Pour une dernière fois
On ne sait jamais quand on est en train de skier pour la dernière fois de l’hiver.
Parfois une saison partie pour durer prend fin d’un seul coup de théâtre. Coup de chaleur. Coup d’eau qui tombe du ciel. Ou coup de la vie qui nous rappelle qu’il y a des choses plus importantes que le ski.
J’ai skié une fois en me disant que c’était ma dernière fois de l’hiver. Mon beau-père était à l'hôpital à ce moment-là. Les dernières nouvelles n'étaient guère encourageantes. On désespérait de le voir reprendre le dessus, rentrer chez lui sur ses deux jambes.
Moi j’étais sur un sentier des Laurentides un 10 avril. Les pieds dans la neige. La tête dans les nuages noirs qui planaient sur ma belle-famille. En me disant que sa fin de vie allait probablement bientôt mettre fin à ma saison de ski.
En ruminant tout ça, j’ai réalisé que si j’étais là, dans le bois sur mes skis, c’était à cause de lui.
À la fin des années 70, comme mon père et comme des milliers d'autres pères québécois, cet homme s'est mis au ski de fond avec sa jeune famille.

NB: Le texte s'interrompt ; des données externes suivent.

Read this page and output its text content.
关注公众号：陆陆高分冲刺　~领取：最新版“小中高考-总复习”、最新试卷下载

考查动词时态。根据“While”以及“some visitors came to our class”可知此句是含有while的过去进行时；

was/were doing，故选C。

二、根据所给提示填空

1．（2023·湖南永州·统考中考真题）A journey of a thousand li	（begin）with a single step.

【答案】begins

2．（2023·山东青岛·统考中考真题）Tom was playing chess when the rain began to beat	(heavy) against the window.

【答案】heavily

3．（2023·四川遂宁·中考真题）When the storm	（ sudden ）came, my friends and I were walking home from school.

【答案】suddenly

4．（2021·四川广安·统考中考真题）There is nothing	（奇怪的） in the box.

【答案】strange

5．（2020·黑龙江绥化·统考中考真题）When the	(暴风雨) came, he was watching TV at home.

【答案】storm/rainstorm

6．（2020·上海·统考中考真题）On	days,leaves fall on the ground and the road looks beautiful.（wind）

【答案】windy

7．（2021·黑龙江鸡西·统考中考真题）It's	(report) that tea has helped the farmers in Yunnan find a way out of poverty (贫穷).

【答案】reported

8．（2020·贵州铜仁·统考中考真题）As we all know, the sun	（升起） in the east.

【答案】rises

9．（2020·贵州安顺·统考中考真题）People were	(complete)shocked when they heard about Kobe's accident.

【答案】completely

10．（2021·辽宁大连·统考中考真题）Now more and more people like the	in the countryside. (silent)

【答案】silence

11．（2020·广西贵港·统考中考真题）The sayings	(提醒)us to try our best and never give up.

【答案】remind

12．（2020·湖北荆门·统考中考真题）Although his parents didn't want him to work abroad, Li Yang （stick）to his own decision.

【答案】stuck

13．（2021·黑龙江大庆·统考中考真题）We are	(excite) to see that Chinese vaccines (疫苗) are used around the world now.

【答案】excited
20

C'était à Danville dans les Cantons de l’Est. La famille fréquentait le défunt centre de ski de fond du mont Scotch Hill.
C'est comme ça que ma blonde a appris à aimer le ski pendant que je faisais pareil sur la Côte-Nord, dans une ville autrefois connue sous le nom d’Hauterive.
Ensuite, on a veilli jusqu’à devenir des jeunes trop cools pour faire du ski fond. On est parti étudier à Montréal. On s’est rencontré. Puis on est devenu un jeune couple qui s’est vite mis au ski de fond pour profiter de l’hiver.
Et pour moi le ski s’est transformé en passion d’une vie.
J’ai fait une seule fois du ski avec mon beau-père. C'était sur les sentiers du club de golf d’une ville autrefois connue sous le nom d’Asbestos. Ma blonde était là, sa mère aussi. Renaud était tombé dans un petite côte. On avait ri en le voyant couché par terre, et on s'était un peu inquiété pour cet homme dont le corps vieillissait plus vite que la moyenne.
C’était une dernière fois qu’on a vécue sans s’en rendre compte. Renaud n’a jamais refait de ski. Et on n’a jamais refait de ski avec lui.
Je me suis retrouvé à son chevet quelques jours après ma randonnée du 10 avril 2022. Son cerveau avait rendu l’âme. Il était couché dans un lit d’hôpital et on était réuni autour de lui pour assister à sa fin assistée.
Mais avant, on écoutait avec lui quelques-unes de ses chansons préférées. Et quand Jerry Boulet a entonné Pour une dernière fois, j’ai trouvé ce que j’avais à dire à mon beau-père de skieur à skieur.
Salut Renaud. Toi tu es tombé pour une dernière fois. Et maintenant c’est nous qui devons nous relever.